La troisième difficulté vient de son image de marque ou plutôt de celle que lui impriment les sites et leur situation géographique. Ainsi, les sites des anciennes industries lourdes, souvent trop éloignés des centres urbains, s’avèrent peu attractifs et n’attirent que difficilement les entreprises innovantes. Excentrées par rapport aux grands marchés de la consommation, principal facteur de localisation des entreprises, ces zones sont également délaissées par les investisseurs. À cela vient s’ajouter la faiblesse des infrastructures de communication et de transport qui ne jouent pas en faveur de la création d’entreprises.

Mais la plus grosse source de difficulté pour l’entreprise collective de revitalisation réside dans le fait qu’il lui est appliqué les mêmes critères de performances économiques qu’à l’entreprise privée, notamment celui du rapport qualité prix.

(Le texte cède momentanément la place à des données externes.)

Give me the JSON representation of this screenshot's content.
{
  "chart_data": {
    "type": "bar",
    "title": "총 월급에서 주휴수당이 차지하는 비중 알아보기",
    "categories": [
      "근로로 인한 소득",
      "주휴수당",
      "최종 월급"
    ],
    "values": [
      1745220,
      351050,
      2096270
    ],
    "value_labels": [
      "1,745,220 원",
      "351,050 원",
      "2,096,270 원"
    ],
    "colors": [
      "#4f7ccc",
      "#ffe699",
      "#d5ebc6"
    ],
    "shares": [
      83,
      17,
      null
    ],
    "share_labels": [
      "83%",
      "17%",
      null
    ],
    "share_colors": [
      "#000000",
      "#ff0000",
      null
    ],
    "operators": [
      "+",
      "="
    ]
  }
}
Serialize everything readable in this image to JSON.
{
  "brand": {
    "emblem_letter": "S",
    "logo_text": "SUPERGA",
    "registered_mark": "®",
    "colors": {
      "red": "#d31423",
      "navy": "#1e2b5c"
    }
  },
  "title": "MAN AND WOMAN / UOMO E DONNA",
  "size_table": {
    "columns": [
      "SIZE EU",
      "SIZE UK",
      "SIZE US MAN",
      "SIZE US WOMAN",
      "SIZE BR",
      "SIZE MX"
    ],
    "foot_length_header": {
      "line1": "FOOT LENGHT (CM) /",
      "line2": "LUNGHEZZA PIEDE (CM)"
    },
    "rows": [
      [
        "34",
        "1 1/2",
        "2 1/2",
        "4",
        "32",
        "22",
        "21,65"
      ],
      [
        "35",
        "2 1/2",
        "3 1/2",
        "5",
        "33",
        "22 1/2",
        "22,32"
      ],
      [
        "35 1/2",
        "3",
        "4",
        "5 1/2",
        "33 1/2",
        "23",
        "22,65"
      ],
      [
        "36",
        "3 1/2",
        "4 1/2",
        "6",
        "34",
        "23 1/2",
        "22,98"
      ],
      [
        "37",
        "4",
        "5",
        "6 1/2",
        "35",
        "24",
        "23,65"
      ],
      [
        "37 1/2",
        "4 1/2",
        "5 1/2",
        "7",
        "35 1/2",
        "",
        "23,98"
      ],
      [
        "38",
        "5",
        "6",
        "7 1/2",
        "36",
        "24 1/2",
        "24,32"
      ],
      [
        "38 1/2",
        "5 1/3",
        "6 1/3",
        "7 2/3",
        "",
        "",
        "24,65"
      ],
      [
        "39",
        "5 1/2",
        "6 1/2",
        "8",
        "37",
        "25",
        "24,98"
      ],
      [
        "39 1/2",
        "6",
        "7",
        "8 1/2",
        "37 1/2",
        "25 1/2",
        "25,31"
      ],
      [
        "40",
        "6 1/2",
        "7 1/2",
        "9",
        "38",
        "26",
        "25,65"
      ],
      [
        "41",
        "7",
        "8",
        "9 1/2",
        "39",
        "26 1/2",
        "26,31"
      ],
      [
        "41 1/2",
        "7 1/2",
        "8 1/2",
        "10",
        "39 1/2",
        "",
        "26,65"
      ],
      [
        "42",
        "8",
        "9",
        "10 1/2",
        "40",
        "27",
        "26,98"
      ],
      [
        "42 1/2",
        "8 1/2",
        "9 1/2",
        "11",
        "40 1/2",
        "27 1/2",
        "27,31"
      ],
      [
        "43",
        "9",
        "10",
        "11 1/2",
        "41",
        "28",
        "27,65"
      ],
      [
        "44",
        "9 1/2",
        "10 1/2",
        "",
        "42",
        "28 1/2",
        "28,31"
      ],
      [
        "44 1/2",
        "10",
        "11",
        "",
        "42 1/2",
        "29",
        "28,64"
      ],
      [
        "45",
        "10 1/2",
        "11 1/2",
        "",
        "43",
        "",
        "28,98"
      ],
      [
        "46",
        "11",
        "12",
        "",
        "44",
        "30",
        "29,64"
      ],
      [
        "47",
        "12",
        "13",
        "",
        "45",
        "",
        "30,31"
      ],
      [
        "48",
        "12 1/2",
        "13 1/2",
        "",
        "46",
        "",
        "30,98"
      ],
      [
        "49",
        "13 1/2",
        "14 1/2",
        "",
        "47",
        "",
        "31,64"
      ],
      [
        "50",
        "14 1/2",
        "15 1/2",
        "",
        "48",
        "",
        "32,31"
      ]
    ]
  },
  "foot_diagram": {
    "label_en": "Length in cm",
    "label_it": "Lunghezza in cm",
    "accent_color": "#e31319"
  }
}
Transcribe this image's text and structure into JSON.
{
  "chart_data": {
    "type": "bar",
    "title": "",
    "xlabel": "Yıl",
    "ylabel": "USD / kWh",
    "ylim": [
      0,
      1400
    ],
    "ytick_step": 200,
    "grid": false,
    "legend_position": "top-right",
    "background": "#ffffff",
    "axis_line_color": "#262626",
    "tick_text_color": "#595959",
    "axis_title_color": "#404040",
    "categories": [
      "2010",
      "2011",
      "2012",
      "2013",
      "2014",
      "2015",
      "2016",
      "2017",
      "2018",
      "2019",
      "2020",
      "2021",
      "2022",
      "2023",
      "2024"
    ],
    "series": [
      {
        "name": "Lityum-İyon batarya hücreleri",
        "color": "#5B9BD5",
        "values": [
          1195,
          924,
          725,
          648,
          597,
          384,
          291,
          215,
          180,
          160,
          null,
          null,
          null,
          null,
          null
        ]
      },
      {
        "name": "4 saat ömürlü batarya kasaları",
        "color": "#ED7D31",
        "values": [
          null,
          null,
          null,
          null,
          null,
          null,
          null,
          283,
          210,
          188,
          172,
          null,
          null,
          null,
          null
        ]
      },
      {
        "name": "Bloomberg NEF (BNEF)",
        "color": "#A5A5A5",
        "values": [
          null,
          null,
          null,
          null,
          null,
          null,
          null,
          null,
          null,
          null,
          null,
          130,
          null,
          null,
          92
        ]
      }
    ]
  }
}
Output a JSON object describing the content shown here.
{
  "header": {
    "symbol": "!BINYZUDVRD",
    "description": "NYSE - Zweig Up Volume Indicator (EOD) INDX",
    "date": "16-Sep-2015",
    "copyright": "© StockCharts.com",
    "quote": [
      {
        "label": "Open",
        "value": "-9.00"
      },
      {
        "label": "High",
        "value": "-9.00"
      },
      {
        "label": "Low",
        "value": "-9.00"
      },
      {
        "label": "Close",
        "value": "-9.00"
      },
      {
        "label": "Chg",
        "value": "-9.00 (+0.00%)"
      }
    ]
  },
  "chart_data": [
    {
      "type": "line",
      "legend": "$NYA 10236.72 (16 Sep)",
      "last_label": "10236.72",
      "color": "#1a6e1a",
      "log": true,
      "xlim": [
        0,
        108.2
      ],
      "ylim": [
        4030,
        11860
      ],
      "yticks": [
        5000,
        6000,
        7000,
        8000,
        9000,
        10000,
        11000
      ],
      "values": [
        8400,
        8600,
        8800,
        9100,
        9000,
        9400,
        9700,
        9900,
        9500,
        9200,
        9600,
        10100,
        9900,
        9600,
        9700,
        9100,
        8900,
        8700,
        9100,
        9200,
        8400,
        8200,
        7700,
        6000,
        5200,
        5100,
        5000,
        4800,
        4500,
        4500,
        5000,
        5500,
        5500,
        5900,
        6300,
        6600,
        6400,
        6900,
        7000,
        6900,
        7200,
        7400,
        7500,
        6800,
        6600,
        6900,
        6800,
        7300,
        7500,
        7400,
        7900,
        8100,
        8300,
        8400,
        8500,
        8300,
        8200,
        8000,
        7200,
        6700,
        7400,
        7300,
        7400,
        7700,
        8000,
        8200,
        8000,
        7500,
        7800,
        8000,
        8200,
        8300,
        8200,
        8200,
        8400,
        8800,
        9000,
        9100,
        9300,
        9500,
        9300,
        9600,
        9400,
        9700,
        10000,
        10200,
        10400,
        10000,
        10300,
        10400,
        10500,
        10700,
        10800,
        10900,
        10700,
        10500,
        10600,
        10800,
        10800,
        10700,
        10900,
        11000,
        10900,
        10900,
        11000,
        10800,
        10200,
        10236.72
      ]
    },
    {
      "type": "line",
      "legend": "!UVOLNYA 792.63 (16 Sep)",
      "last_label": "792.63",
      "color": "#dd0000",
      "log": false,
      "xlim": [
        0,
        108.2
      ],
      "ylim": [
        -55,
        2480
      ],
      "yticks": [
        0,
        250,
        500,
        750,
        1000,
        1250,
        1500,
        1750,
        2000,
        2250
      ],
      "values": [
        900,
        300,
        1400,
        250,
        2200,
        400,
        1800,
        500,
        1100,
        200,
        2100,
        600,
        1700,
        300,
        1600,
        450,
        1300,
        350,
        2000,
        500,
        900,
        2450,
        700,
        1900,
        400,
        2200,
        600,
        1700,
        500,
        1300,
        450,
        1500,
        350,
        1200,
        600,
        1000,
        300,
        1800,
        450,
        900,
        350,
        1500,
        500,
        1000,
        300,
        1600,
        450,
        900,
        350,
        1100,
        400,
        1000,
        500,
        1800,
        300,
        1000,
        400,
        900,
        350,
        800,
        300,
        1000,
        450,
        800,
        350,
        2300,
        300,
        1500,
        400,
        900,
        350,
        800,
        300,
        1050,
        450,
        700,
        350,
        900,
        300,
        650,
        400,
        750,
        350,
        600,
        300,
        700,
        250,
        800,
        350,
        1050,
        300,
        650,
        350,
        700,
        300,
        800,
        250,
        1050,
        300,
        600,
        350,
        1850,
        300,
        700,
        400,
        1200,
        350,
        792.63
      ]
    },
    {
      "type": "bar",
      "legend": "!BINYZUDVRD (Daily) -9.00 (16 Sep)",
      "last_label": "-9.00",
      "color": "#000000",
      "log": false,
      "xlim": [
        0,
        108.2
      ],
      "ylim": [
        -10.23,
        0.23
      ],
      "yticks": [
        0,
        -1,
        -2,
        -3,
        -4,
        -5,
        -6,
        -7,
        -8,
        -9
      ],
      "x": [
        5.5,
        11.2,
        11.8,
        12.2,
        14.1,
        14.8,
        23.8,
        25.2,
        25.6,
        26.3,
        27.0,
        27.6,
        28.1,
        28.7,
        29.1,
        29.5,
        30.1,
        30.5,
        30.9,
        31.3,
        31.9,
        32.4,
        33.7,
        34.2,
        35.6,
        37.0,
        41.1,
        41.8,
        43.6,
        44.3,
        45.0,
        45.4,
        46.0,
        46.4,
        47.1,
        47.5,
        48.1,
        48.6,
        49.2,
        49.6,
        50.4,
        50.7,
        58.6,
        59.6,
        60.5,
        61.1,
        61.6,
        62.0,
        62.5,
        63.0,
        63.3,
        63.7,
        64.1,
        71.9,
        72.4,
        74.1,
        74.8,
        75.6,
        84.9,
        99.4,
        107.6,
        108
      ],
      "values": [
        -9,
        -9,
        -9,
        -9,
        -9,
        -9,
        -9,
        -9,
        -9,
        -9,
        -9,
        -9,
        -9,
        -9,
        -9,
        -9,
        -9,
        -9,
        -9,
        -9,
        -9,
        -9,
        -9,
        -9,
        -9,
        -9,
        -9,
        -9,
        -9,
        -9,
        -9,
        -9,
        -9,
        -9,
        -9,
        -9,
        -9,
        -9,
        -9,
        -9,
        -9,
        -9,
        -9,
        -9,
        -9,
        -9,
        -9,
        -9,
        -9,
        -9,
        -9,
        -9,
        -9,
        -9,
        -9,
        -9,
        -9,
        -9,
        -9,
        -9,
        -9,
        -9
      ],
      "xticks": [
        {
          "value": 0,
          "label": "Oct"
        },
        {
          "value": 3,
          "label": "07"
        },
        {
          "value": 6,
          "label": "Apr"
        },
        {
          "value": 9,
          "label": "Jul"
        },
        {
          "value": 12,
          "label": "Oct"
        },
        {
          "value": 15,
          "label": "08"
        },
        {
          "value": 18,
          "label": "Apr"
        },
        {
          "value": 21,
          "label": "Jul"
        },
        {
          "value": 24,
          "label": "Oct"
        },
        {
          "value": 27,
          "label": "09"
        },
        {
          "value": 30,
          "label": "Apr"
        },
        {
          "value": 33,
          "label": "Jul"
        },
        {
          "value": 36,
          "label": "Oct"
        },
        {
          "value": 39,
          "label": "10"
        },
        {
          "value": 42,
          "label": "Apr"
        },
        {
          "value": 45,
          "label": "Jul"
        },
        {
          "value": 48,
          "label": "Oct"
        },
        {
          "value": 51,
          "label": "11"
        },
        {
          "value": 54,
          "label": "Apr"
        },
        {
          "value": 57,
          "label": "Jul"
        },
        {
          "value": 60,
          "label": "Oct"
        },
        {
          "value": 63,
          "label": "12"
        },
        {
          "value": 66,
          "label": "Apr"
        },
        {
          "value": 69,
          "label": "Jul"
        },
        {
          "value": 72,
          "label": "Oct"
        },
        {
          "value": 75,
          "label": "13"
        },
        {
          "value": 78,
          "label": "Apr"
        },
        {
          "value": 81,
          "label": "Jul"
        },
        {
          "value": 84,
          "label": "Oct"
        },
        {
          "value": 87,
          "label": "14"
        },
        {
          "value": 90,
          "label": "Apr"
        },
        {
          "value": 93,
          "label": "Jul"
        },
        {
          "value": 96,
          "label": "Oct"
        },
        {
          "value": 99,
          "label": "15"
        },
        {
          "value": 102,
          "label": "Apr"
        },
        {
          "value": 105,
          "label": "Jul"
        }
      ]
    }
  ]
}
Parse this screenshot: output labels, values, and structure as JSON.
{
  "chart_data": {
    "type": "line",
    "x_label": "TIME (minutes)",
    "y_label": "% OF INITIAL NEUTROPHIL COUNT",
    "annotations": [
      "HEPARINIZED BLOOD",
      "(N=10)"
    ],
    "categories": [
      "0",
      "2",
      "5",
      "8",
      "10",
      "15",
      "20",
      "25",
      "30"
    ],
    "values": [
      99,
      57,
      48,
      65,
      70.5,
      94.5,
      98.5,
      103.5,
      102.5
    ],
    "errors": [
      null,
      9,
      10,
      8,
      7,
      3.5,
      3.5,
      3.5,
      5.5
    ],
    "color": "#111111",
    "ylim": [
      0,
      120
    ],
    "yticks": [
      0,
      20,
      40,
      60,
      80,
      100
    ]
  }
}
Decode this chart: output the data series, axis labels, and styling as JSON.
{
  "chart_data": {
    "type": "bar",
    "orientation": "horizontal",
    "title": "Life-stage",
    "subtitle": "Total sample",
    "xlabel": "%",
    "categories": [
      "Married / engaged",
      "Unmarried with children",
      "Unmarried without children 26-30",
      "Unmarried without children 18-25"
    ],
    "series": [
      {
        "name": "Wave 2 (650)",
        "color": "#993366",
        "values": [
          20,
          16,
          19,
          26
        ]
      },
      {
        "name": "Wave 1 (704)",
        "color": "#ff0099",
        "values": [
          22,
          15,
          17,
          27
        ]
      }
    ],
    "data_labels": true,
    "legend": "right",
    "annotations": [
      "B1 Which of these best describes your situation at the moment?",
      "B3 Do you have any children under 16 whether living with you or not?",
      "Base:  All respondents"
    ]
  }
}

Il lui est ainsi difficile de se conformer à ce principe alors qu’elle n’a ni les mêmes charges sociales ni surtout les mêmes responsabilités environnementales. Comparée à l’entreprise privée, elle doit faire face à plus de dépenses liées à la préservation de son milieu social et environnemental si elle veut rester fidèle à sa mission première, qui est le

développement durable (un emploi durable et un environnement qui ne se dégrade pas). L’entreprise collective de revitalisation doit s’imposer dans un milieu dont les normes de succès ne sont pas les siennes.

Ainsi, les coûts des bâtiments intégrant les exigences de protection de l’environnement, ceux de la formation permanente à consentir aux employés, ceux de la concertation, sont nécessairement plus élevés. De même qu’il n’est pas toujours facile d’attirer des investisseurs qui acceptent de tenir compte des contraintes d’un développement durable.

Une dernière difficulté consiste à résister à l’appel de l’environnement pour sauvegarder la spécificité d’un projet, menacé par ses propres succès. Ainsi, la dimension artistique du projet la Friche Belle de Mai (Marseille) risque de pâtir de son succès. Devenue un véritable pôle culturel, la distribution de produits artistiques risque de l’emporter sur sa fonction première, qui est la créativité et retomber dans les travers d’une entreprise commerciale standard. Devenue, grâce à son succès auprès du public et des représentants locaux et régionaux, un élément central du mégaprojet Euroméditerranée, la Friche risque de perdre son identité fondatrice, celle d’être avant tout un lieu d’initiation et de création artistique.